Faith is a 17-year-old student from Kenya who is in the midst of studying for her exams. Her mother works as a general worker in a shoe company, and her father is a subsistence farmer. Faith loves to read and play football. In March 2017, Faith was in an automobile accident. She was riding a motorcycle with three schoolmates when they were hit by a passenger vehicle. She fractured her right femur. She received treatment, but the initial treatment failed and needs to be revised. If not treated, an infection could develop that could result in amputation. Faith's treatment will involve ORIF (open reduction internal fixation), where a screw is used to hold broken bones together. She is scheduled to be treated on October 16. Now, her family needs help raising $1,451 to pay for treatment. Faith says, “I want to be well and lead a normal life. I want to study and pass my examinations."
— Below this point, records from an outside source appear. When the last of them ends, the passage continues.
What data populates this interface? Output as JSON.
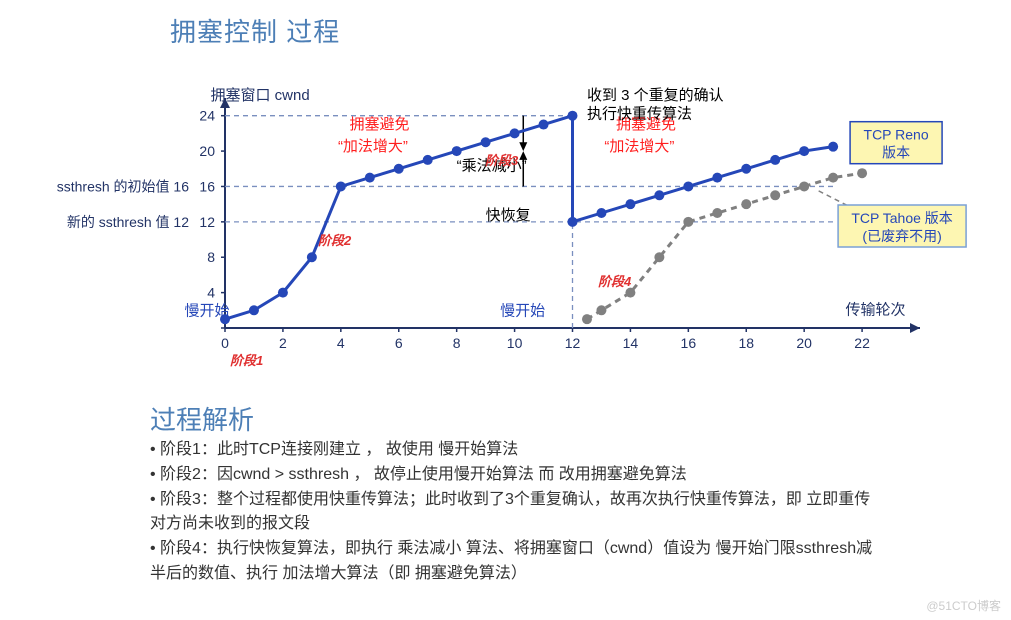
{
  "title": "拥塞控制 过程",
  "section_title": "过程解析",
  "watermark": "@51CTO博客",
  "explain": {
    "l1": "• 阶段1：此时TCP连接刚建立 ， 故使用 慢开始算法",
    "l2": "• 阶段2：因cwnd > ssthresh ， 故停止使用慢开始算法 而 改用拥塞避免算法",
    "l3": "• 阶段3：整个过程都使用快重传算法；此时收到了3个重复确认，故再次执行快重传算法，即 立即重传对方尚未收到的报文段",
    "l4": "• 阶段4：执行快恢复算法，即执行 乘法减小 算法、将拥塞窗口（cwnd）值设为 慢开始门限ssthresh减半后的数值、执行 加法增大算法（即 拥塞避免算法）"
  },
  "phases": {
    "p1": "阶段1",
    "p2": "阶段2",
    "p3": "阶段3",
    "p4": "阶段4"
  },
  "yaxis": {
    "title": "拥塞窗口 cwnd",
    "ticks": [
      0,
      4,
      8,
      12,
      16,
      20,
      24
    ],
    "left_labels": {
      "ssthresh_init": "ssthresh 的初始值 16",
      "ssthresh_new": "新的 ssthresh 值 12"
    }
  },
  "xaxis": {
    "title": "传输轮次",
    "ticks": [
      0,
      2,
      4,
      6,
      8,
      10,
      12,
      14,
      16,
      18,
      20,
      22
    ]
  },
  "chart": {
    "type": "line",
    "xlim": [
      0,
      24
    ],
    "ylim": [
      0,
      26
    ],
    "colors": {
      "axis": "#223366",
      "grid_dash": "#7a8fbf",
      "reno": "#2547b8",
      "tahoe": "#808080",
      "red_text": "#ff1f1f",
      "black_text": "#000000",
      "blue_text": "#2547b8",
      "slowstart_text": "#2547b8",
      "box_bg": "#fdf6b2",
      "box_border": "#2547b8",
      "box_border2": "#7aa0d6",
      "box_text": "#2547b8"
    },
    "line_width": 3,
    "marker_size": 5,
    "reno_points": [
      [
        0,
        1
      ],
      [
        1,
        2
      ],
      [
        2,
        4
      ],
      [
        3,
        8
      ],
      [
        4,
        16
      ],
      [
        5,
        17
      ],
      [
        6,
        18
      ],
      [
        7,
        19
      ],
      [
        8,
        20
      ],
      [
        9,
        21
      ],
      [
        10,
        22
      ],
      [
        11,
        23
      ],
      [
        12,
        24
      ],
      [
        12,
        12
      ],
      [
        13,
        13
      ],
      [
        14,
        14
      ],
      [
        15,
        15
      ],
      [
        16,
        16
      ],
      [
        17,
        17
      ],
      [
        18,
        18
      ],
      [
        19,
        19
      ],
      [
        20,
        20
      ],
      [
        21,
        20.5
      ]
    ],
    "tahoe_points": [
      [
        12.5,
        1
      ],
      [
        13,
        2
      ],
      [
        14,
        4
      ],
      [
        15,
        8
      ],
      [
        16,
        12
      ],
      [
        17,
        13
      ],
      [
        18,
        14
      ],
      [
        19,
        15
      ],
      [
        20,
        16
      ],
      [
        21,
        17
      ],
      [
        22,
        17.5
      ]
    ],
    "dash_hlines": [
      12,
      16,
      24
    ],
    "dash_vline": 12,
    "annotations": {
      "ylabel_title": "拥塞窗口 cwnd",
      "avoid1_a": "拥塞避免",
      "avoid1_b": "“加法增大”",
      "avoid2_a": "拥塞避免",
      "avoid2_b": "“加法增大”",
      "mult": "“乘法减小”",
      "recover": "快恢复",
      "slow1": "慢开始",
      "slow2": "慢开始",
      "dup_ack_a": "收到 3 个重复的确认",
      "dup_ack_b": "执行快重传算法",
      "reno_box_a": "TCP Reno",
      "reno_box_b": "版本",
      "tahoe_box_a": "TCP Tahoe 版本",
      "tahoe_box_b": "(已废弃不用)"
    }
  }
}
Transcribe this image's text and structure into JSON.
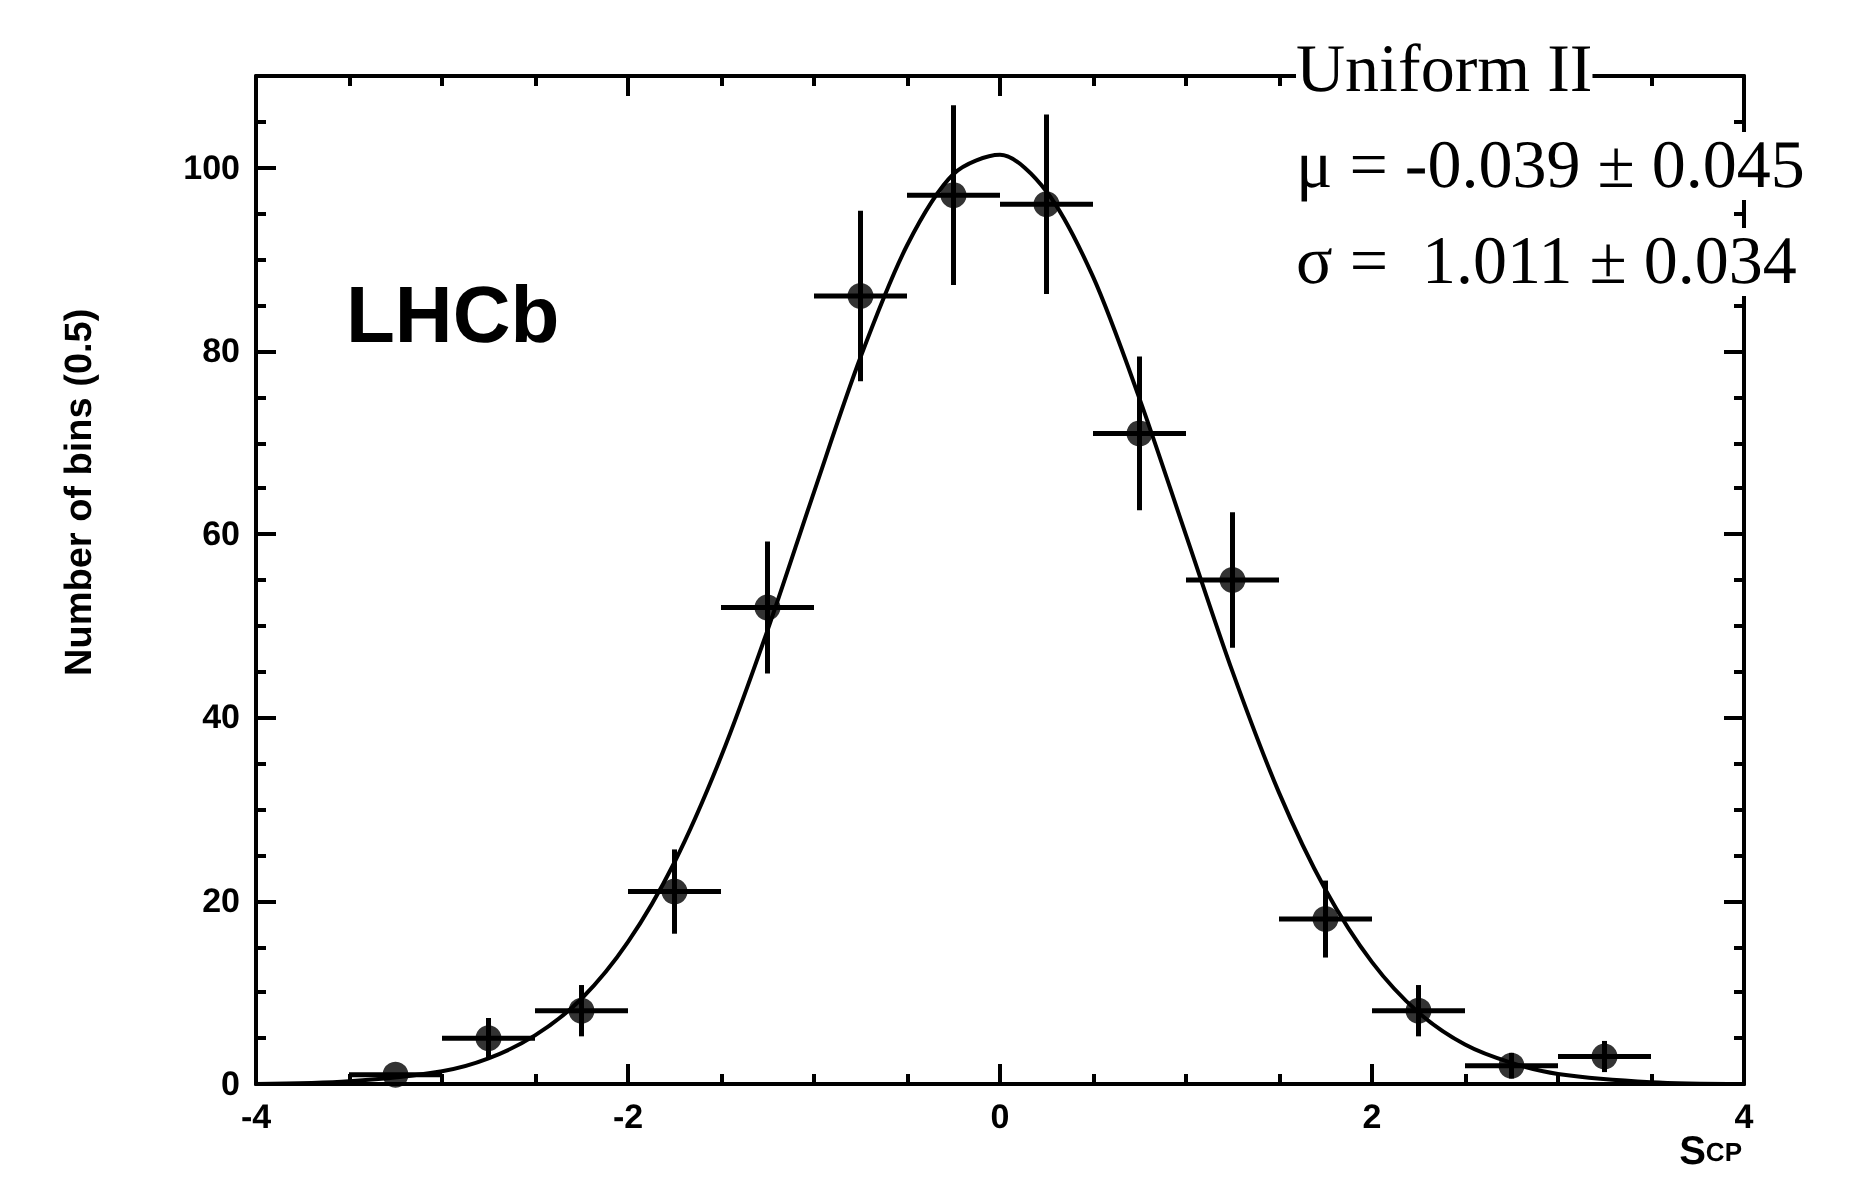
{
  "chart_data": {
    "type": "scatter",
    "xlabel": "S$_{CP}$",
    "ylabel": "Number of bins (0.5)",
    "annotations": [
      "LHCb",
      "Uniform II",
      "μ = -0.039 ± 0.045",
      "σ =  1.011 ± 0.034"
    ],
    "xlim": [
      -4,
      4
    ],
    "xticks": [
      -4,
      -2,
      0,
      2,
      4
    ],
    "ylim": [
      0,
      110
    ],
    "yticks": [
      0,
      20,
      40,
      60,
      80,
      100
    ],
    "grid": false,
    "series": [
      {
        "color": "#000000",
        "marker": "circle",
        "x": [
          -3.25,
          -2.75,
          -2.25,
          -1.75,
          -1.25,
          -0.75,
          -0.25,
          0.25,
          0.75,
          1.25,
          1.75,
          2.25,
          2.75,
          3.25
        ],
        "values": [
          1,
          5,
          8,
          21,
          52,
          86,
          97,
          96,
          71,
          55,
          18,
          8,
          2,
          3
        ],
        "errors": [
          null,
          2.2,
          2.8,
          4.6,
          7.2,
          9.3,
          9.8,
          9.8,
          8.4,
          7.4,
          4.2,
          2.8,
          1.4,
          1.7
        ],
        "xerrors": [
          0.25,
          0.25,
          0.25,
          0.25,
          0.25,
          0.25,
          0.25,
          0.25,
          0.25,
          0.25,
          0.25,
          0.25,
          0.25,
          0.25
        ]
      },
      {
        "type": "line",
        "color": "#000000",
        "line_style": "solid",
        "x": [
          -4,
          -3.5,
          -3,
          -2.75,
          -2.5,
          -2.25,
          -2,
          -1.75,
          -1.5,
          -1.25,
          -1,
          -0.75,
          -0.5,
          -0.25,
          0,
          0.25,
          0.5,
          0.75,
          1,
          1.25,
          1.5,
          1.75,
          2,
          2.25,
          2.5,
          2.75,
          3,
          3.5,
          4
        ],
        "values": [
          0,
          0.3,
          1.4,
          2.8,
          5.3,
          9.3,
          15.5,
          24.2,
          35.7,
          49.5,
          64.6,
          79.3,
          91.5,
          99.3,
          101.4,
          97.4,
          88.1,
          74.8,
          59.9,
          45,
          31.8,
          21.2,
          13.3,
          7.8,
          4.3,
          2.3,
          1.1,
          0.2,
          0
        ]
      }
    ]
  }
}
Sath is a 70-year-old woman from Cambodia. She is married with two sons and six grandchildren. Sath likes to listen to monks pray on the radio and go to the pagoda to pray in her free time. Sath developed a cataract in her left eye about five years ago. The cataract caused her to go partially blind—it blurred her vision and caused her to frequently tear up. It is still difficult for her to see things clearly, and she finds it very difficult to do any work at all. Sath worries about going fully blind in the near future. Sath is scheduled for treatment on August 4. Our medical partner, Children's Surgical Centre, is requesting $211 to fund small-incision cataract surgery (SICS) to remove the cataract. Some of this money will also go towards an intraocular lens (IOL), which is a tiny, artificial lens implant that replaces the eye's natural lens that is removed during surgery. This surgery will very likely enable Sath to regain her full visual capacity, allowing her to spend quality time with her children and grandchildren.
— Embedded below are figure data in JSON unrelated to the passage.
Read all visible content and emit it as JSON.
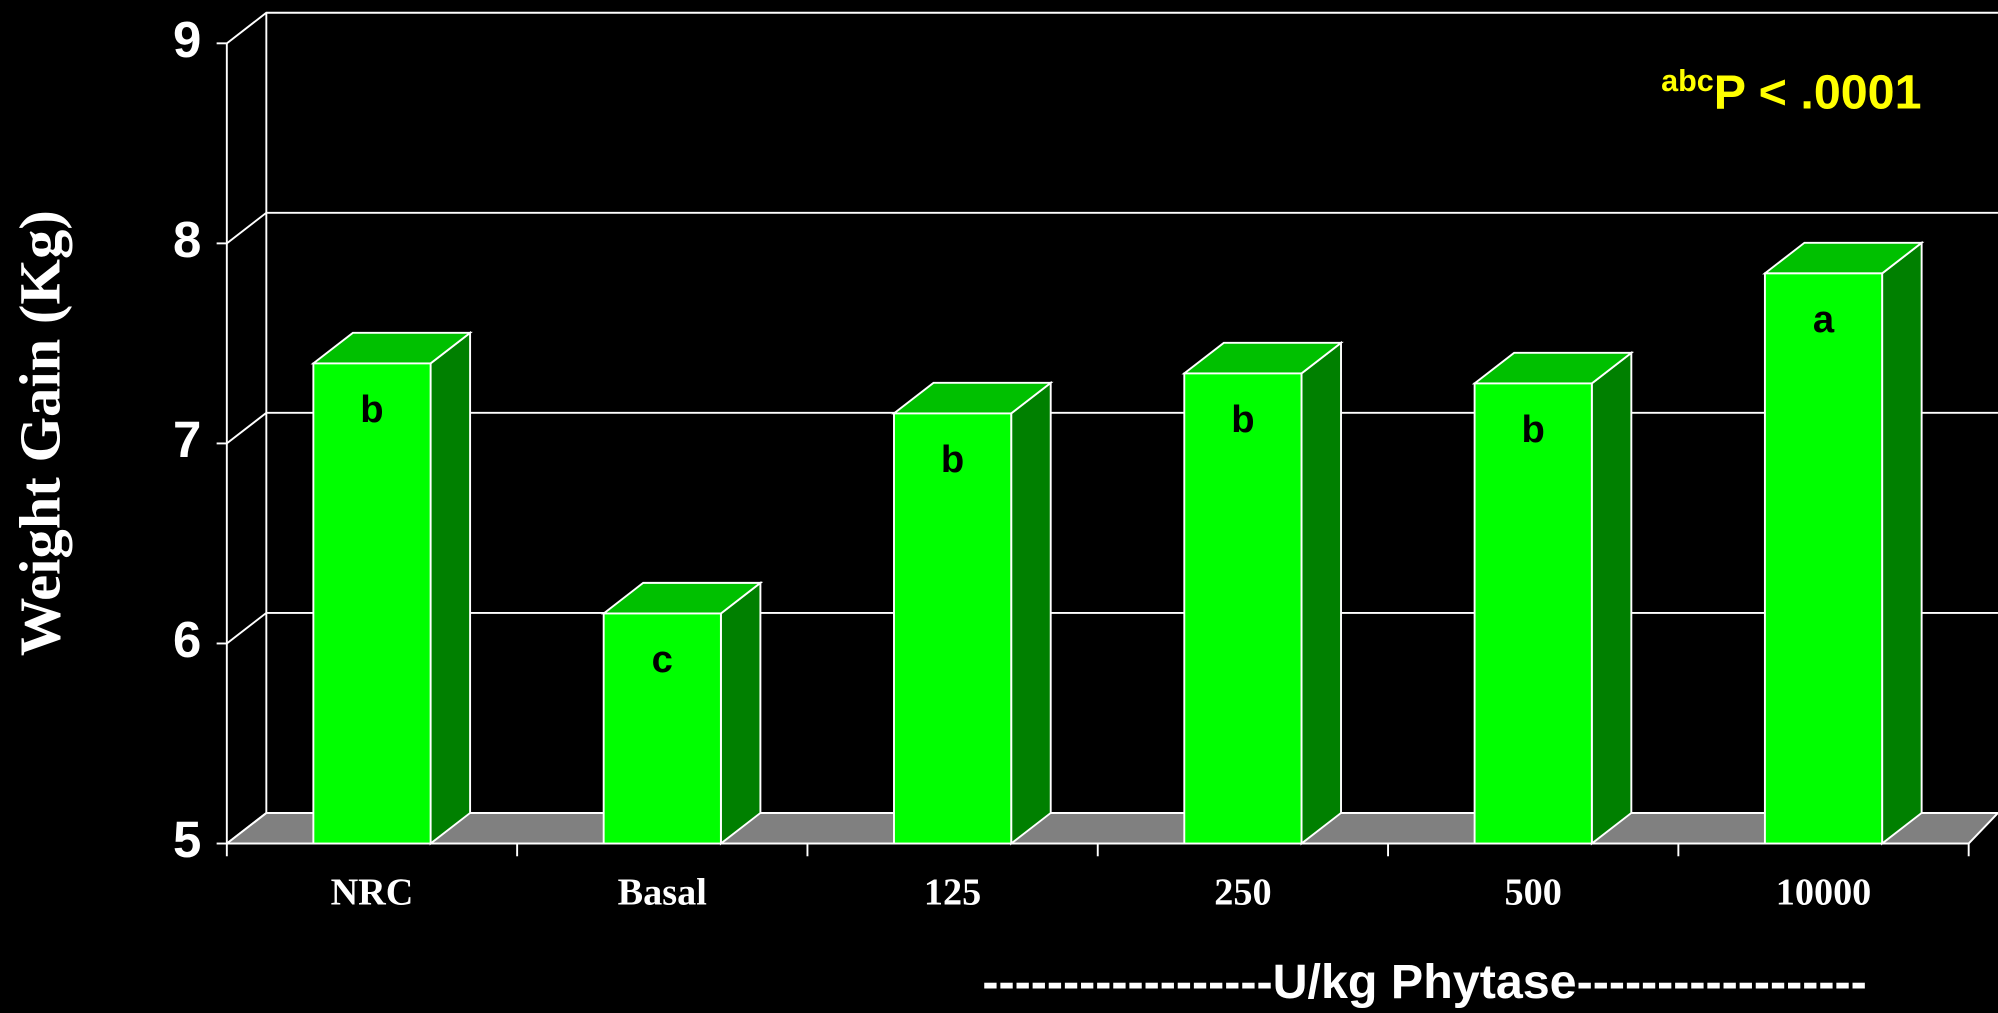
{
  "chart_data": {
    "type": "bar3d",
    "y_label": "Weight Gain (Kg)",
    "x_label": "------------------U/kg Phytase------------------",
    "annotation_sup": "abc",
    "annotation": "P < .0001",
    "categories": [
      "NRC",
      "Basal",
      "125",
      "250",
      "500",
      "10000"
    ],
    "values": [
      7.4,
      6.15,
      7.15,
      7.35,
      7.3,
      7.85
    ],
    "letters": [
      "b",
      "c",
      "b",
      "b",
      "b",
      "a"
    ],
    "color": "#00ff00",
    "ylim": [
      5,
      9
    ],
    "yticks": [
      5,
      6,
      7,
      8,
      9
    ],
    "grid": true
  }
}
Srey Heng is a 10-year-old girl from Cambodia who is in the third grade. She has one brother. She likes to play around her home and spend time with her mother. Srey Heng was born with contractures of both of her index fingers, which makes it difficult for her to use her fingers. Srey Heng's parents heard about our medical partner, Children's Surgical Centre (CSC), from their neighbor, who had been to CSC before. Srey Heng traveled for four hours with her mother to reach CSC for treatment. On July 14, surgeons at CSC will perform a contracture release procedure of both of Srey Heng's index fingers to help her use her hands comfortably. The $417 requested to fund Srey Heng's treatment will cover the full cost of the procedure, including a five-night hospital stay, labs, radiology, supplies, and surgeon time.
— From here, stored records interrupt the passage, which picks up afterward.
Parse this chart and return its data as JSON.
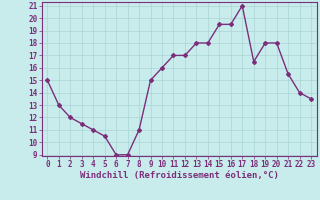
{
  "x": [
    0,
    1,
    2,
    3,
    4,
    5,
    6,
    7,
    8,
    9,
    10,
    11,
    12,
    13,
    14,
    15,
    16,
    17,
    18,
    19,
    20,
    21,
    22,
    23
  ],
  "y": [
    15,
    13,
    12,
    11.5,
    11,
    10.5,
    9,
    9,
    11,
    15,
    16,
    17,
    17,
    18,
    18,
    19.5,
    19.5,
    21,
    16.5,
    18,
    18,
    15.5,
    14,
    13.5
  ],
  "line_color": "#7b2f7b",
  "marker": "D",
  "marker_size": 2,
  "bg_color": "#c8ecec",
  "grid_color": "#aad4d4",
  "xlabel": "Windchill (Refroidissement éolien,°C)",
  "xlabel_color": "#7b2f7b",
  "tick_color": "#7b2f7b",
  "spine_color": "#7b2f7b",
  "ylim": [
    9,
    21
  ],
  "xlim": [
    -0.5,
    23.5
  ],
  "yticks": [
    9,
    10,
    11,
    12,
    13,
    14,
    15,
    16,
    17,
    18,
    19,
    20,
    21
  ],
  "xticks": [
    0,
    1,
    2,
    3,
    4,
    5,
    6,
    7,
    8,
    9,
    10,
    11,
    12,
    13,
    14,
    15,
    16,
    17,
    18,
    19,
    20,
    21,
    22,
    23
  ],
  "axis_fontsize": 5.5,
  "xlabel_fontsize": 6.5,
  "line_width": 1.0
}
Dorcus is a one-month-old baby girl growing up in Tanzania. She is the third-born child in a family of three kids. Dorcus was born with bilateral clubfoot, which means that both of her legs are turned inwards at her feet. Because of this condition, it will make it hard and painful for her when she starts walking. Furthermore, if she is not treated, Dorcus will experience pain that may even prevent her from attending school in the future. Dorcus is currently scheduled to undergo surgery that will realign the positioning of her feet on September 12. As her parents use all of their income to support the family and to pay for the schooling of their other children, they do not have a means of affording Dorcus's treatment. Therefore, our medical partner, African Mission Healthcare Foundation, is requesting $890 to cover the expenses of the procedure. Hopeful that her daughter can grow up to live a normal life, Dorcus's mother says, "Please help my daughter. I am scared that she will not be able to walk when she grows up.”